The natural volcanic phenomenon known as Žegligovski Kamen is the crucial point of the Žegligovo region, an area well known in history. It is a basalt cone-shaped rock whose top was used by the population as an ossuary, which inspired the local inhabitants to term it Kostoperska Karpa. In a 500 m diameter area surrounding the rock, remnants of a settlement from the Bronze Age have been discovered, which has been partly destroyed with the building of a modern road.Kostoperska Karpa
The west slope of the rock was the burial site of the population during the Roman period, i.e., in the 3rd and 4th centuries AD. The graves contained personal belongings of the deceased which they used in everyday life.
The highest isohypse of the rock was surrounded by a defensive wall that, as a whole, had the features of a small acropolis. Inside it, archaeologists have discovered an Early Christian church from the 6th century in whose vicinity the population buried people belonging to a certain rank.

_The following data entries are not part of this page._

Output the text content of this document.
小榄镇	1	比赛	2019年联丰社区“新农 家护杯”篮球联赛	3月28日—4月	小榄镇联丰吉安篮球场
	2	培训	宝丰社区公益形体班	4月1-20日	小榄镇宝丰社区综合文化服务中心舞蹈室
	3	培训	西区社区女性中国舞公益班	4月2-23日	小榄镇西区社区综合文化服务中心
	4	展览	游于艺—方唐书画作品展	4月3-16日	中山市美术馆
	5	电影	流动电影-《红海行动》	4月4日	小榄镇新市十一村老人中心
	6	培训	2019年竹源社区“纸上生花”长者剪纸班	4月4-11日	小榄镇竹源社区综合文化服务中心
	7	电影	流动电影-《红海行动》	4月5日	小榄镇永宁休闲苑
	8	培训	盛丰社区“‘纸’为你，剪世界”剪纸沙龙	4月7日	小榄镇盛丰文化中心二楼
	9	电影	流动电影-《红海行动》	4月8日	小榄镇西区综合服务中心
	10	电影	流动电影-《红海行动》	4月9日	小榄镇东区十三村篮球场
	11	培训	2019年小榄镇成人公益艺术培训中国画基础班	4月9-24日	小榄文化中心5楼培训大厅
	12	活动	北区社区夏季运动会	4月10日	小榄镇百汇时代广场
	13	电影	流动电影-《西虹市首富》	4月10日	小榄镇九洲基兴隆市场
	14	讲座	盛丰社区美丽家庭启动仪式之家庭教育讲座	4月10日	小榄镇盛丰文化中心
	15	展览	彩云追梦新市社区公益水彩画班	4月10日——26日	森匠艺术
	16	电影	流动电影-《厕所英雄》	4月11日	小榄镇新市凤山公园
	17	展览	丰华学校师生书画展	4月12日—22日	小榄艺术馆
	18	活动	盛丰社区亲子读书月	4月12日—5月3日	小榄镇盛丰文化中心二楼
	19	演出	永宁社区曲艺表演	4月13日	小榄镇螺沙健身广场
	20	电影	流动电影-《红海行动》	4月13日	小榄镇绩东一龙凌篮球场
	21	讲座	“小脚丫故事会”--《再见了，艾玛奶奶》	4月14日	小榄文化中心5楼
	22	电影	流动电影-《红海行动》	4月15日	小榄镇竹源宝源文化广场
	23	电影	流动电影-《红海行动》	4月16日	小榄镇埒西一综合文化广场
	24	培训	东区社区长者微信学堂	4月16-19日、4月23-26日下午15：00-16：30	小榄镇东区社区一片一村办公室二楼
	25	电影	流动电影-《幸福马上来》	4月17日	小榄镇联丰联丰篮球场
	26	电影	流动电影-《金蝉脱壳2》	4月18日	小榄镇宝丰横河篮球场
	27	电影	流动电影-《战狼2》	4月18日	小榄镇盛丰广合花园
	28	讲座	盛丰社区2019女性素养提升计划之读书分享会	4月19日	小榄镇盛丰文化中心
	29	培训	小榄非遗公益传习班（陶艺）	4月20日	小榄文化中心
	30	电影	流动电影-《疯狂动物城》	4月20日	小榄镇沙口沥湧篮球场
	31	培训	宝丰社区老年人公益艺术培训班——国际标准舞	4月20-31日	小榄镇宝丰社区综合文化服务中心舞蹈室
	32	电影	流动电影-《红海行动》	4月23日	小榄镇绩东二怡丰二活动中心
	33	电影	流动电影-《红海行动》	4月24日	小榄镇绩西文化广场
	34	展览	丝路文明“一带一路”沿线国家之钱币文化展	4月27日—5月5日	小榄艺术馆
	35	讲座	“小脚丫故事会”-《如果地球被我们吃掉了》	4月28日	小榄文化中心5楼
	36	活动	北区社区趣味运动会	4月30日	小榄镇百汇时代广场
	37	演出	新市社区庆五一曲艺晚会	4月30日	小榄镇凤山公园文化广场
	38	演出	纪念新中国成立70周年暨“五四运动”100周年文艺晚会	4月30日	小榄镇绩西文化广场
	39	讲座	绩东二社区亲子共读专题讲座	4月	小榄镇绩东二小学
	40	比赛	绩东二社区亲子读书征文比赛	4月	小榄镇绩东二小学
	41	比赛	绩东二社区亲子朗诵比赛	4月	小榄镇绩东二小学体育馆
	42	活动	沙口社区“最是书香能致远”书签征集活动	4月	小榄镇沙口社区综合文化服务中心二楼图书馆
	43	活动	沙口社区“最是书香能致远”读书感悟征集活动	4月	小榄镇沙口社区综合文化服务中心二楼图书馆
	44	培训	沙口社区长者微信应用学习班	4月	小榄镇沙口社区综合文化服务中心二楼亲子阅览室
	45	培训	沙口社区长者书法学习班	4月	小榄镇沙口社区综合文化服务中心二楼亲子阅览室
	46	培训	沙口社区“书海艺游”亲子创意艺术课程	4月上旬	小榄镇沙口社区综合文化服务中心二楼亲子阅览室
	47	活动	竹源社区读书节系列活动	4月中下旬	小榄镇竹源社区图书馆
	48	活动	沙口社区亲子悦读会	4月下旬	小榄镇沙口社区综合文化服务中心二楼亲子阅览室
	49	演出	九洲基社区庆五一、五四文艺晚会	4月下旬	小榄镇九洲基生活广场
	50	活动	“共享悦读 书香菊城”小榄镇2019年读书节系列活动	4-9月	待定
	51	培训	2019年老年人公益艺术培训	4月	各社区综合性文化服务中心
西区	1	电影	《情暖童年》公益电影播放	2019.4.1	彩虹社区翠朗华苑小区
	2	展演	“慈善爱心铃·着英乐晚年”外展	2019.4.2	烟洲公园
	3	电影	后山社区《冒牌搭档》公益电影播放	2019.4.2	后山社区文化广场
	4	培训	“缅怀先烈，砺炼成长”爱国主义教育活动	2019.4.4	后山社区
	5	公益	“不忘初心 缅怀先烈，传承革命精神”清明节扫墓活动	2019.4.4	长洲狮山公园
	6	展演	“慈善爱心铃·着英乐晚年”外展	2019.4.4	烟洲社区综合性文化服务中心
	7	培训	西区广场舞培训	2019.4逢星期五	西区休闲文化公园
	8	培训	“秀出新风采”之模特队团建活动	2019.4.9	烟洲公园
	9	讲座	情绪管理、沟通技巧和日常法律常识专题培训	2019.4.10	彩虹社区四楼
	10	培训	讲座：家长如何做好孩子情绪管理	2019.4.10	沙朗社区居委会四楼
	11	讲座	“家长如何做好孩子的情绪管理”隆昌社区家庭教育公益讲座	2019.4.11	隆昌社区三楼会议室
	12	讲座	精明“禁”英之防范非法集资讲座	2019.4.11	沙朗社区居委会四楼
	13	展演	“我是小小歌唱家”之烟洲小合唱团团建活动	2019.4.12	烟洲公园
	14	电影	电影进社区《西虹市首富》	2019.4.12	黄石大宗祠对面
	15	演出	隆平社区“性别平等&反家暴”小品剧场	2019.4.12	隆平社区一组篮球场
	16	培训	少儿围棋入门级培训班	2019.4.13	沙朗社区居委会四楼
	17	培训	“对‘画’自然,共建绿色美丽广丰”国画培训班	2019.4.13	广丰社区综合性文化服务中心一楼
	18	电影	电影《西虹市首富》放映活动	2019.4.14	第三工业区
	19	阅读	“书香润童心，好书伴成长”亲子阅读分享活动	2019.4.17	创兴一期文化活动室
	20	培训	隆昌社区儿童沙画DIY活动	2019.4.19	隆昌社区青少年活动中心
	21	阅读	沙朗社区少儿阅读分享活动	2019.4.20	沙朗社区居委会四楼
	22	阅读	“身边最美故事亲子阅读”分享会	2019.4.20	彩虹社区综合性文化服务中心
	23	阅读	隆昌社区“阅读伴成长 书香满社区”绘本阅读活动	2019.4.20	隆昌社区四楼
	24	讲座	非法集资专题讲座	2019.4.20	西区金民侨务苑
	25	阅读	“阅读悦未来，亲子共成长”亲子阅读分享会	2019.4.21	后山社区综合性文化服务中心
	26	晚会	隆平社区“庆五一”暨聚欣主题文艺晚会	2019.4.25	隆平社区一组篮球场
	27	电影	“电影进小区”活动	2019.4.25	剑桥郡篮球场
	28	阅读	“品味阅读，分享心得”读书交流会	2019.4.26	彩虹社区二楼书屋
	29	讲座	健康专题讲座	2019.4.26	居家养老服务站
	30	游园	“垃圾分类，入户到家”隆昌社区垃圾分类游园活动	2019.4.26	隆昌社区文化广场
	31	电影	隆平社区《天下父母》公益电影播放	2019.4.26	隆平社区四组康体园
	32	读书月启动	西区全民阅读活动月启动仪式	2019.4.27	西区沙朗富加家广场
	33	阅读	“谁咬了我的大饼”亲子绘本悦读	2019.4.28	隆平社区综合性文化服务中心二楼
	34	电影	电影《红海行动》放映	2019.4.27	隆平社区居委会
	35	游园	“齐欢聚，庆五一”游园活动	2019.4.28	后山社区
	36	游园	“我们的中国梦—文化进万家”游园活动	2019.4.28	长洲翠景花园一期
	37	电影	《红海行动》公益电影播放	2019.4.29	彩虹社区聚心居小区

The underground structures discovered on the south side of the rock remain the most extraordinary and unique structures of their kind on the Balkan Peninsula. They are completely built inside the hill whose geological structure consists of tuff. They have niches and benches used for sitting or sleeping; there is also a staircase which led deeper into the chambers built at a lower level. The air circulated through vertical ventiducts which also served for gathering rainwater in the interior of this extraordinary system of construction and exceptional function. The small entrance led to the interior of the chambers and was closed with a massive stone slab that resembles a millstone. In the space that has only partially been explored, the archaeologists have discovered pottery and glass shards, as well as bones of animals that the inhabitants had cooked. Such a reduced or hermetic model of living is the result of the turbulent times in the Byzantine Empire that was exposed to barbarian incursions; hence, the population sought shelter in the so –called “dead cities.” Almost identical structures, built at the same time, have been discovered in the provinces of Asia Minor, in Cappadocia, in Syria, as well as on the Crimean Peninsula. The structures under the rock of Žegligovski Kamen are, at present, unique on the Balkan Peninsula.

References
B. Georgievski, “Podzemniot objekt kaj Kumanovo”, Lihnid 7, Ohrid 1989, 95-100.